One major reason behind the reluctance on the part of the DPJ is that, according to party sources, many DPJ members feel “allergic” to Ozawa.

Many of those DPJ members have worked with Ozawa over the past decade as he served as a key person in a series of realignment of political parties over the past decade. They complain about Ozawa’s often high-handed approach.

Their distrust of Ozawa came to the surface when Yukio Hatoyama, then DPJ chief, effectively proposed a merger with the Liberal Party in late November.

Hatoyama came under fire for the proposal from among DPJ ranks and was eventually forced to step down.

A source close to Kan says close cooperation with the Liberal Party would be a double-edged sword, although he acknowledges Ozawa’s skill as a strategist.

“We may increase our Diet seats by working together with Mr. Ozawa, but I am afraid that more DPJ members may leave the party as a result,” he said.
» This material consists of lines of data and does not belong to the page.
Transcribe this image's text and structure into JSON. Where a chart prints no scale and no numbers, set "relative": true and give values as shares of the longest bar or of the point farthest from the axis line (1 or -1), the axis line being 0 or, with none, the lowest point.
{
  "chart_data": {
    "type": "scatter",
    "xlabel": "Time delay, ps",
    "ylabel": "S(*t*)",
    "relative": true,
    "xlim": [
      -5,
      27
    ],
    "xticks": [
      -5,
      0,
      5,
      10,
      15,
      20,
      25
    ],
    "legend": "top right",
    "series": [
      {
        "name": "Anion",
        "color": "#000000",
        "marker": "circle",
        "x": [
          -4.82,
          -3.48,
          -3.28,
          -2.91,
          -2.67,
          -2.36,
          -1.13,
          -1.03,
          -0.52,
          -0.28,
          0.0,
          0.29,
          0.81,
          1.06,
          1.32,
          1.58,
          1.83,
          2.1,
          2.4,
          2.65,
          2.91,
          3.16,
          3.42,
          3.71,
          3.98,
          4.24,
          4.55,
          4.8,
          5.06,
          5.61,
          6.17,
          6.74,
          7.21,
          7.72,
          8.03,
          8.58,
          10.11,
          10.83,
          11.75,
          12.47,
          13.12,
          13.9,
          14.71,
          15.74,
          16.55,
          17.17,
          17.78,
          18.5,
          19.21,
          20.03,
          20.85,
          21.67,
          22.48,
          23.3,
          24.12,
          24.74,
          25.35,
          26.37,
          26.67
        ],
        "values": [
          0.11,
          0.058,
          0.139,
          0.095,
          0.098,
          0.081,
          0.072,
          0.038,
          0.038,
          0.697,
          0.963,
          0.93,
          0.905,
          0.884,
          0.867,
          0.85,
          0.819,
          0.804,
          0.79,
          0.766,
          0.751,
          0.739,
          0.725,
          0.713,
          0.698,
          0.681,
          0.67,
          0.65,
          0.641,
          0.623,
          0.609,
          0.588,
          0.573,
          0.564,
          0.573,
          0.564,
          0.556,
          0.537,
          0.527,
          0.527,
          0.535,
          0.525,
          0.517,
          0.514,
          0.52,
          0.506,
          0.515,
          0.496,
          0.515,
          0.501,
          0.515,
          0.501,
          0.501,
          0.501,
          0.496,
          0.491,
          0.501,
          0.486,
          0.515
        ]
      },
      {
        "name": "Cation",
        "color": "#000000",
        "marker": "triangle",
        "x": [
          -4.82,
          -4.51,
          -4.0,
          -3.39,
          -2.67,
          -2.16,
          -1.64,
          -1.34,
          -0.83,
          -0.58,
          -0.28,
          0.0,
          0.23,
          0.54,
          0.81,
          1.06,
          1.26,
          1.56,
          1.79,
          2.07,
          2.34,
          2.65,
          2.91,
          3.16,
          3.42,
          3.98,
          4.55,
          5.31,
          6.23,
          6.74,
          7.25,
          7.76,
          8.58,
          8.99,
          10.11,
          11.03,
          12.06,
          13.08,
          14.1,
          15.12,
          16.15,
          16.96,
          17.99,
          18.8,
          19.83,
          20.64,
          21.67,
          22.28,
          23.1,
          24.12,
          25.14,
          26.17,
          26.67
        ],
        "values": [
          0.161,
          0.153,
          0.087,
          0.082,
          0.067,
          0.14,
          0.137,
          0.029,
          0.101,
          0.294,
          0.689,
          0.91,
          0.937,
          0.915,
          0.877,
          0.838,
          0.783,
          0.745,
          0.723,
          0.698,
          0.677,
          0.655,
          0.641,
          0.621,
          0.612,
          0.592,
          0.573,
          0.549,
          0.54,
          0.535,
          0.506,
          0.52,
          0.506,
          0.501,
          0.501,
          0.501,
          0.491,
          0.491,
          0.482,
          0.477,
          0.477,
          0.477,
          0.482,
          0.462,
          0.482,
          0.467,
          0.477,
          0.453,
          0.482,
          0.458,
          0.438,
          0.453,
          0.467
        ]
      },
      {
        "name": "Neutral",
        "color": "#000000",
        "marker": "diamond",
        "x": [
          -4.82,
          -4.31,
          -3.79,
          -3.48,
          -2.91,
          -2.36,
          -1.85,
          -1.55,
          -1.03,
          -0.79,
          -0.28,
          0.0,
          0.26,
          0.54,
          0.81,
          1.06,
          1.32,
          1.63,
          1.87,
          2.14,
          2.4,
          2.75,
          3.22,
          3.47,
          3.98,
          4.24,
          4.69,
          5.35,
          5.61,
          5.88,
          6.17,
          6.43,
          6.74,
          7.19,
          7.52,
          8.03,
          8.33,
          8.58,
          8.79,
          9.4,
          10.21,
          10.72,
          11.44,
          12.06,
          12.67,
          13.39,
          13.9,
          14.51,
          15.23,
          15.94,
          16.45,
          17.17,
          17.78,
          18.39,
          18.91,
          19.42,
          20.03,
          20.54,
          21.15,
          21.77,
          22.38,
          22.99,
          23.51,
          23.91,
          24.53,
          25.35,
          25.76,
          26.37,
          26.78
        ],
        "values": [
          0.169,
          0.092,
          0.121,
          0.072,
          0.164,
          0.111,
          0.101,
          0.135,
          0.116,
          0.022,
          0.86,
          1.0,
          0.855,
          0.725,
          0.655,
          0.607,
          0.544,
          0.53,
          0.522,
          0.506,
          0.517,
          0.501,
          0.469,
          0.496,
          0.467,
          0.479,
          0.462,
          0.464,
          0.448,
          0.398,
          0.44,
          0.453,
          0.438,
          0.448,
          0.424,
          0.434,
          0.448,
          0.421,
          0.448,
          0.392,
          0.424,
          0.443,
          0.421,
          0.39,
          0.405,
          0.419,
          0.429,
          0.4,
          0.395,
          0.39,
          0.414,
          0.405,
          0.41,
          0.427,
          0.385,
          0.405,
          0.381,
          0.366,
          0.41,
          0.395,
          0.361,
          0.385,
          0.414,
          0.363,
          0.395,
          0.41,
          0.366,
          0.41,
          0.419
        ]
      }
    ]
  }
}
The DPJ has suffered defections of seven lawmakers since December.

Kan admits that the DPJ cannot afford to entirely give up on campaign cooperation with the Liberal Party, according to lawmakers close to him.

The Liberal Party, on the other hand, stands little chance of substantially increasing its Diet seats without a tieup with the largest opposition party, particularly in single-seat constituencies where major parties have an advantage over smaller forces.

Kan voices support

Naoto Kan, chief of the Democratic Party of Japan, indicated Monday he will cooperate with the ruling coalition in its dealings with North Korea.

On Pyongyang’s recent announcement that it will withdraw from the Nuclear Nonproliferation Treaty, Kan said: “This is not an issue on which the ruling and opposition camps are supposed to confront each other. This is very dangerous for Japan as well. We must do our best to make North Korea rescind its announcement.”

Kan’s remarks came during a speech on the streets of Machida, western Tokyo.

Regarding a possible U.S. attack on Iraq, Kan said: “We cannot condone the U.S. attack before seeing the results of U.N. inspections (for suspected weapons of mass destruction in Iraq). Action based on due process is necessary for world peace.”